A 2004 law requires the Indonesian military to withdraw from business by 2009. Civilian
and military leaders have pledged to implement the law. But they have not yet adopted
regulations spelling out how the government will take over military businesses. Officials
say their draft plan may be ready for adoption by August.

“The people of Indonesia pay the price for the military’s economic adventurism,” said
Misol. “It’s past time to do something serious about it.”

Human Rights Watch documented several examples of military involvement in business,


its negative consequences, and the lack of accountability for economic crimes and
associated abuses:

• A series of military-owned businesses in East Kalimantan secured preferred


access to forest concessions on land claimed by local indigenous communities.
Authorities later said the military companies had engaged in over-logging,
illegally exported timber to Malaysia, and contributed to social unrest. The
behavior was so egregious that the companies eventually lost the concessions, but
did not otherwise face any consequences.
• A coal-mining company in South Kalimantan brought in a military-run
cooperative to provide security to help it deal with illegal miners in its concession
area. The military organized the miners, used violence and intimidation to keep
them in line, and brokered sales of the illegally mined coal. Military authorities
declined to crack down on this activity or to punish those involved.
• Companies that use the Indonesian military to provide security for their
installations frequently find that these arrangements have been marked by
allegations of corruption and abuse, as seen in the continuing controversy over the
operations of U.S. mining company Freeport McMoRan in Papua in eastern
Indonesia. Investigations have been opened in the United States into allegations
that the payments might amount to extortion. There are no plans for an
independent investigation in Indonesia to determine whether military officers
committed a crime by accepting cash payments from the company.
• Military involvement in illegal business fuels lawlessness and violent conflict. In
the most notorious example, soldiers mounted a major attack on a police station in
a busy town center in North Sumatra, killing several civilians, over a dispute
allegedly involving local drug-trafficking interests. Hundreds of troops were
involved, but only 19 were discharged and sentenced to jail following the
incident.
• Soldiers in areas of internal conflict in Indonesia commonly engage in predatory
economic behavior, such as extortion and property seizures. This was the case in
Aceh during the longstanding conflict there. Military demands for bribes have
lessened since the devastating tsunami in 2004 and the signing of a peace accord,
but ongoing military corruption is driving up the cost of reconstruction and adding
to the survivors’ hardship.

Indonesia’s military says that its official budget is sufficient to meet only about half of its
needs, and some estimates suggest that the military raises the remainder independently. In
March 2006, the military declared that it owned more than 1,500 businesses. Many of
them are collapsing after years of mismanagement.
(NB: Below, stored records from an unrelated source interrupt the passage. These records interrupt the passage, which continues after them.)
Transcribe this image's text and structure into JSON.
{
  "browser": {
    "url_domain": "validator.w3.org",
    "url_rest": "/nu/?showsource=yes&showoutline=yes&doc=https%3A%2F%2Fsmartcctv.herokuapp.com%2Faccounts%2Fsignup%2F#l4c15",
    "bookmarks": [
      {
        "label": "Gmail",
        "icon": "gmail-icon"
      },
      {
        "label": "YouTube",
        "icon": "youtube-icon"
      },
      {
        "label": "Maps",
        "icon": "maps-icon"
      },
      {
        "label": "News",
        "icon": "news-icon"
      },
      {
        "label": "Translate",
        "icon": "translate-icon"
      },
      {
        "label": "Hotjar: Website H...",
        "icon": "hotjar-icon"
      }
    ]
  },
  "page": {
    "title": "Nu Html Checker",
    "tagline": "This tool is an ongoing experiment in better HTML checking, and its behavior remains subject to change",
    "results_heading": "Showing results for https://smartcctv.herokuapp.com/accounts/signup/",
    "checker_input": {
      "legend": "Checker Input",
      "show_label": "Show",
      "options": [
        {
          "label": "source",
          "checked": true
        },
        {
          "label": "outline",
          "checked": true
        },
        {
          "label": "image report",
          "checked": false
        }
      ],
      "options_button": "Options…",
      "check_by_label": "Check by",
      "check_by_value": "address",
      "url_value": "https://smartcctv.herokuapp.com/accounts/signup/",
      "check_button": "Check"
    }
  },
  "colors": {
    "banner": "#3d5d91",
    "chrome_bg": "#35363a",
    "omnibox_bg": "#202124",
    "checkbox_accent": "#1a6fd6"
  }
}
Human Rights Watch acknowledged that Indonesia’s defense budget is low compared to
many of its neighbors, but said the problem was not as severe as is often stated because
the military also draws on additional funds from other government accounts. These funds
are not transparently reported and, Human Rights Watch said, oversight of military
finances is very weak.

“It’s the government’s responsibility to finance the military,” Misol said. “Moonlighting
by the military is not the answer. Indonesia’s leaders need to agree on an appropriate
defense budget that is strictly monitored and reported accurately.”
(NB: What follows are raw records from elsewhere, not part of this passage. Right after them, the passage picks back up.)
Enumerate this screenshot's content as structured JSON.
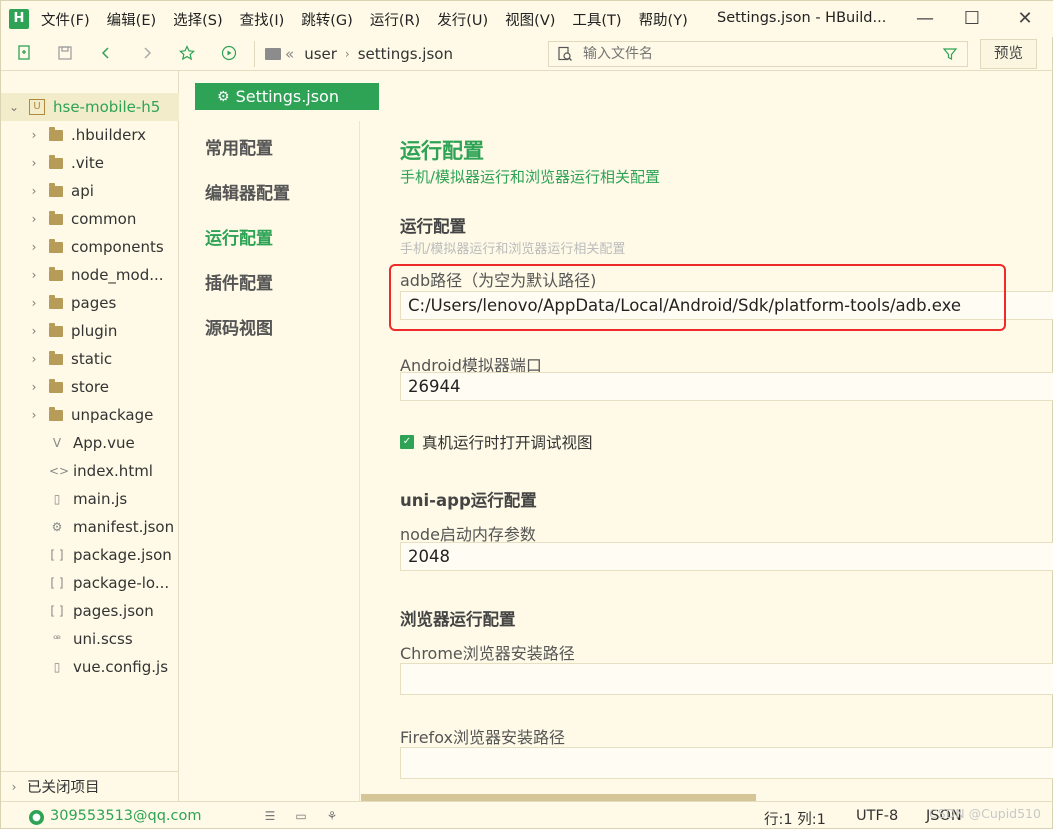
{
  "titlebar": {
    "logo": "H",
    "menu": [
      "文件(F)",
      "编辑(E)",
      "选择(S)",
      "查找(I)",
      "跳转(G)",
      "运行(R)",
      "发行(U)",
      "视图(V)",
      "工具(T)",
      "帮助(Y)"
    ],
    "window_title": "Settings.json - HBuild...",
    "minimize": "—",
    "maximize": "☐",
    "close": "✕"
  },
  "toolbar": {
    "breadcrumb_sep": "«",
    "path_user": "user",
    "path_sep": "›",
    "path_file": "settings.json",
    "search_placeholder": "输入文件名",
    "preview_label": "预览"
  },
  "sidebar": {
    "root": "hse-mobile-h5",
    "root_icon": "U",
    "folders": [
      ".hbuilderx",
      ".vite",
      "api",
      "common",
      "components",
      "node_mod...",
      "pages",
      "plugin",
      "static",
      "store",
      "unpackage"
    ],
    "files": [
      {
        "name": "App.vue",
        "icon": "V"
      },
      {
        "name": "index.html",
        "icon": "<>"
      },
      {
        "name": "main.js",
        "icon": "▯"
      },
      {
        "name": "manifest.json",
        "icon": "⚙"
      },
      {
        "name": "package.json",
        "icon": "[ ]"
      },
      {
        "name": "package-lo...",
        "icon": "[ ]"
      },
      {
        "name": "pages.json",
        "icon": "[ ]"
      },
      {
        "name": "uni.scss",
        "icon": "ꟹ"
      },
      {
        "name": "vue.config.js",
        "icon": "▯"
      }
    ],
    "closed_projects": "已关闭项目"
  },
  "tab": {
    "label": "Settings.json",
    "icon": "gear-icon"
  },
  "settings_nav": [
    "常用配置",
    "编辑器配置",
    "运行配置",
    "插件配置",
    "源码视图"
  ],
  "content": {
    "title": "运行配置",
    "subtitle": "手机/模拟器运行和浏览器运行相关配置",
    "section1_title": "运行配置",
    "section1_sub": "手机/模拟器运行和浏览器运行相关配置",
    "adb_label": "adb路径（为空为默认路径)",
    "adb_value": "C:/Users/lenovo/AppData/Local/Android/Sdk/platform-tools/adb.exe",
    "emulator_label": "Android模拟器端口",
    "emulator_value": "26944",
    "debug_checkbox": "真机运行时打开调试视图",
    "section2_title": "uni-app运行配置",
    "node_label": "node启动内存参数",
    "node_value": "2048",
    "section3_title": "浏览器运行配置",
    "chrome_label": "Chrome浏览器安装路径",
    "chrome_value": "",
    "firefox_label": "Firefox浏览器安装路径",
    "firefox_value": ""
  },
  "statusbar": {
    "user": "309553513@qq.com",
    "position": "行:1  列:1",
    "encoding": "UTF-8",
    "language": "JSON"
  },
  "watermark": "CSDN @Cupid510",
  "colors": {
    "accent": "#2ea356",
    "background": "#fefae7",
    "highlight": "#ee2a2a"
  }
}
Human Rights Watch called on the Indonesian government to revamp its plans to take
over military business. Government planners have said they will transform the few
profitable military enterprises into state-owned companies, but they intend to allow the
military to keep the charitable foundations and cooperatives that have been a front for its
commercial interests. Officials have also carved out exceptions to the ban on military
business that dramatically weaken the potential to clean up military finances.